Animation gives more

On 29/02/2012 by Tarnia

Animation enters our lives daily from films, graphic titles, commercials, videogames, to music videos, advertisements and even content on ATMs. The use of animation to unpick science and nature is an area that I really appreciate amongst its many uses.

Technology is advancing everyday and at this stage we aren’t just told information, information is played out and projected in front of us. Undiscovered facts and microscopic particles come to life in a previously impossible way allowing them to become part of our experiences on a more individual and personal level – almost giving us something to take away and keep as our own memory.

Because of technology, the quality of cameras , the possibilities of animation software employed by skilled animators, we now experience information rather than just read or watch it. An example of this is within nature programs such as Frozen Planet where the use of time-lapse animation allows the viewer to see every precise stage and development of a snowflake. This is something we would never have been able to see if not for its animated projection breaking down each stage of the snowflakes formation.

Watch the animation of a cell and TED talk from David Bolinsky here.

In his talk, David Bolinsky animates a cell that, without the visual aid of animation is something near impossible to depict in such detail, accuracy and visual imagination. The use of animation again captures something we would otherwise be unable to see. It represents the visual simulation of a cell in advanced depth, scale and dimension.

Animation is used in this educational way providing a fuller understanding of such topics as cells, particles, the human body, animals, habitats, and environments as though we are seeing the subject first hand, minus the camera lens and in real time.

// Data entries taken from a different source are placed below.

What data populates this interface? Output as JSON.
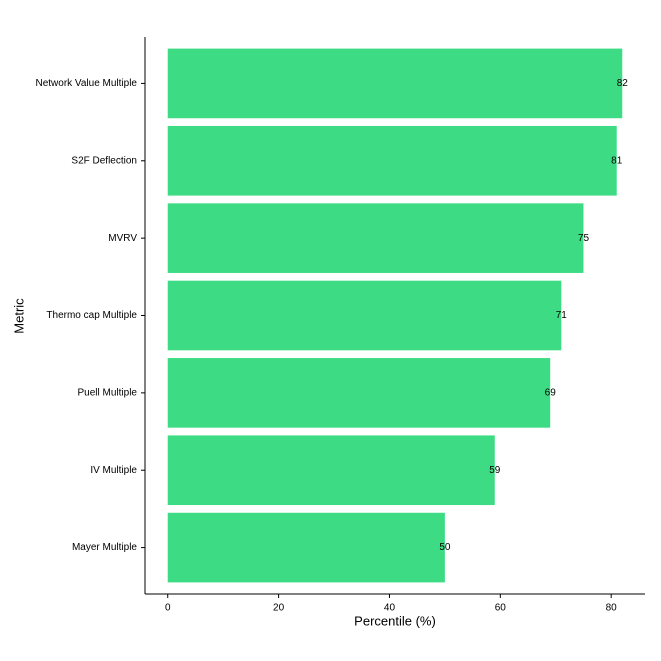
{
  "chart_data": {
    "type": "barh",
    "x_label": "Percentile (%)",
    "y_label": "Metric",
    "categories": [
      "Network Value Multiple",
      "S2F Deflection",
      "MVRV",
      "Thermo cap Multiple",
      "Puell Multiple",
      "IV Multiple",
      "Mayer Multiple"
    ],
    "values": [
      82,
      81,
      75,
      71,
      69,
      59,
      50
    ],
    "color": "#3ddc84",
    "xlim": [
      -4.1,
      86.1
    ],
    "xticks": [
      0,
      20,
      40,
      60,
      80
    ],
    "grid": false
  }
}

The information not only becomes three dimensional, contextualised and in some cases a lot more real, it becomes a whole new experience in itself.

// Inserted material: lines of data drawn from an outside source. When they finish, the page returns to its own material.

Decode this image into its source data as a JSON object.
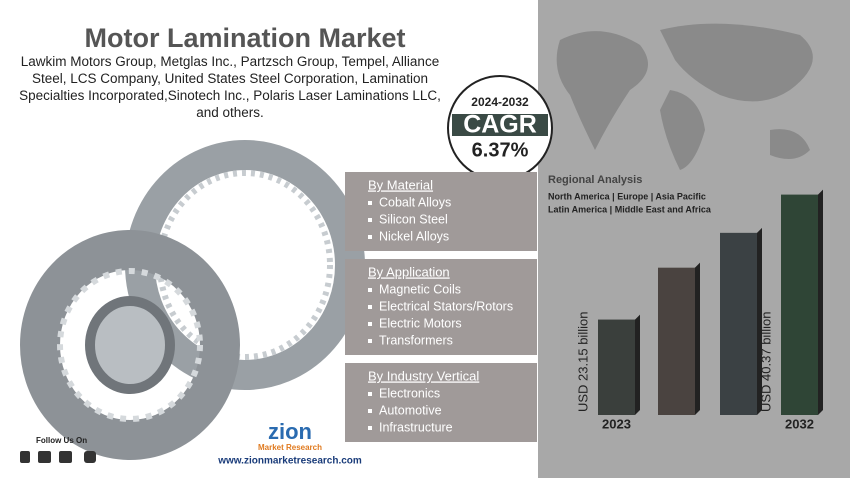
{
  "header": {
    "title": "Motor Lamination Market",
    "companies": "Lawkim Motors Group, Metglas Inc., Partzsch Group, Tempel, Alliance Steel, LCS Company, United States Steel Corporation, Lamination Specialties Incorporated,Sinotech Inc., Polaris Laser Laminations LLC, and others."
  },
  "cagr": {
    "period": "2024-2032",
    "label": "CAGR",
    "value": "6.37%"
  },
  "segments": [
    {
      "title": "By Material",
      "items": [
        "Cobalt Alloys",
        "Silicon Steel",
        "Nickel Alloys"
      ]
    },
    {
      "title": "By Application",
      "items": [
        "Magnetic Coils",
        "Electrical Stators/Rotors",
        "Electric Motors",
        "Transformers"
      ]
    },
    {
      "title": "By Industry Vertical",
      "items": [
        "Electronics",
        "Automotive",
        "Infrastructure"
      ]
    }
  ],
  "regional": {
    "title": "Regional Analysis",
    "line1": "North America | Europe | Asia Pacific",
    "line2": "Latin America | Middle East and Africa"
  },
  "chart_data": {
    "type": "bar",
    "categories": [
      "2023",
      null,
      null,
      "2032"
    ],
    "values": [
      23.15,
      30.3,
      35.1,
      40.37
    ],
    "value_labels": [
      "USD 23.15 billion",
      null,
      null,
      "USD 40.37 billion"
    ],
    "colors": [
      "#3a3f3c",
      "#4a4340",
      "#3b4144",
      "#2f4536"
    ],
    "ylim": [
      10,
      45
    ]
  },
  "footer": {
    "follow": "Follow Us On",
    "logo": "zion",
    "logo_sub": "Market Research",
    "url": "www.zionmarketresearch.com"
  }
}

Many creative people think in images and demonstrating and representing information through in-depth moving diagrams and animated sequences like this, is something I find a great luxury to be able to view. It opens up areas of incomprehensible information to a wider audience providing greater mass understanding in who we are, where we come from and how the world around us works. In this way, I‘m glad that animation makes information accessible.

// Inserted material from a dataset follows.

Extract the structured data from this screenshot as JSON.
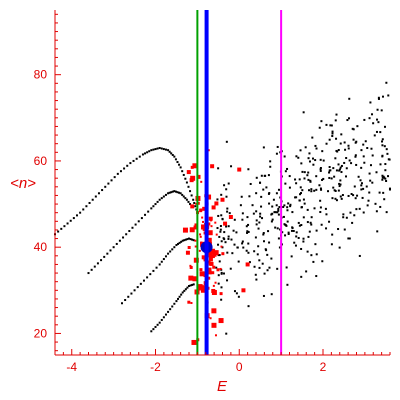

Animation has many functions and is depended on in a variety of fields – commercial, creative, educational and all the bits in between. It demands a high skill set and is one of the only artforms with huge adaptability in terms of how and in what way it functions. Animation proved itself a long time ago and for these initial reasons I wonder why experimental artists animation is continuously questioned against other artforms and why there is such a lack of funding to artists flourishing in, and organisations supporting, this strangely neglected area within the art world.